L’origine de ce livre ?

Charlotte Casiraghi : Ce livre est le fruit de notre rencontre, de notre amitié, qui a donné lieu à de nombreuses discussions, axées prioritairement sur la question des frontières entre les émotions, sur la façon de les définir et les saisir sans les trahir ou les réduire à de trop simples expressions. Nous avons décidé d’en faire un livre lorsque nous avons eu le sentiment d’avoir une matière suffisamment dense…

Robert Maggiori : J’ajoute qu’il nous semblait important de revenir aujourd’hui sur les émotions, à l’heure où elles deviennent de plus en plus sociales, et permettent aux individus qui les partagent de se sentir proches ou unis, lorsqu’arrivent des événements, souvent tragiques, qui blessent la société tout entière.

Avec un livre écrit à quatre mains, il y a aussi deux pensées différentes : comment avez-vous travaillé sur cet ouvrage ?

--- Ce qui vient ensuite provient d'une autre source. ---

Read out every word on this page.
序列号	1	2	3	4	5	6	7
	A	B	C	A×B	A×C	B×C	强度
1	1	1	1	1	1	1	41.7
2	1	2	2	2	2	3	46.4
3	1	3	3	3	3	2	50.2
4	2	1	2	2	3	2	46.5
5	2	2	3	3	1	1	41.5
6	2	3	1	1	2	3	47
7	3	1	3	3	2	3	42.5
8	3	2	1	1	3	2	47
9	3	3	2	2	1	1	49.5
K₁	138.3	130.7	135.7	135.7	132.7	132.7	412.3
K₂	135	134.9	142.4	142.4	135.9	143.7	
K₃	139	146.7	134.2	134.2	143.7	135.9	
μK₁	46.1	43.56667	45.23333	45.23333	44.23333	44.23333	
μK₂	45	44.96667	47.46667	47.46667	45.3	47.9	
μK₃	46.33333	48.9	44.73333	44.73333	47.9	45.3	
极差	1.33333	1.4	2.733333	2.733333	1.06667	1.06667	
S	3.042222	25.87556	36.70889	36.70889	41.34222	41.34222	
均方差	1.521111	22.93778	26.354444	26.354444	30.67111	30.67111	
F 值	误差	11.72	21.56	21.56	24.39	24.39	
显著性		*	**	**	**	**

C.C. : Nous avons mêlé les approches. A certains moments, les textes ont entièrement émergé d’un dialogue entre nous. Et parfois, nous avons chacun travaillé de notre côté, pour ensuite retravailler ensemble sur l’écriture. Certains textes sont très personnels, ils tiennent à des événements que nous avons traversés. Mais, d’une certaine manière, le lecteur ne sait jamais vraiment qui les a écrits, tant leurs différentes tonalités s’entremêlent.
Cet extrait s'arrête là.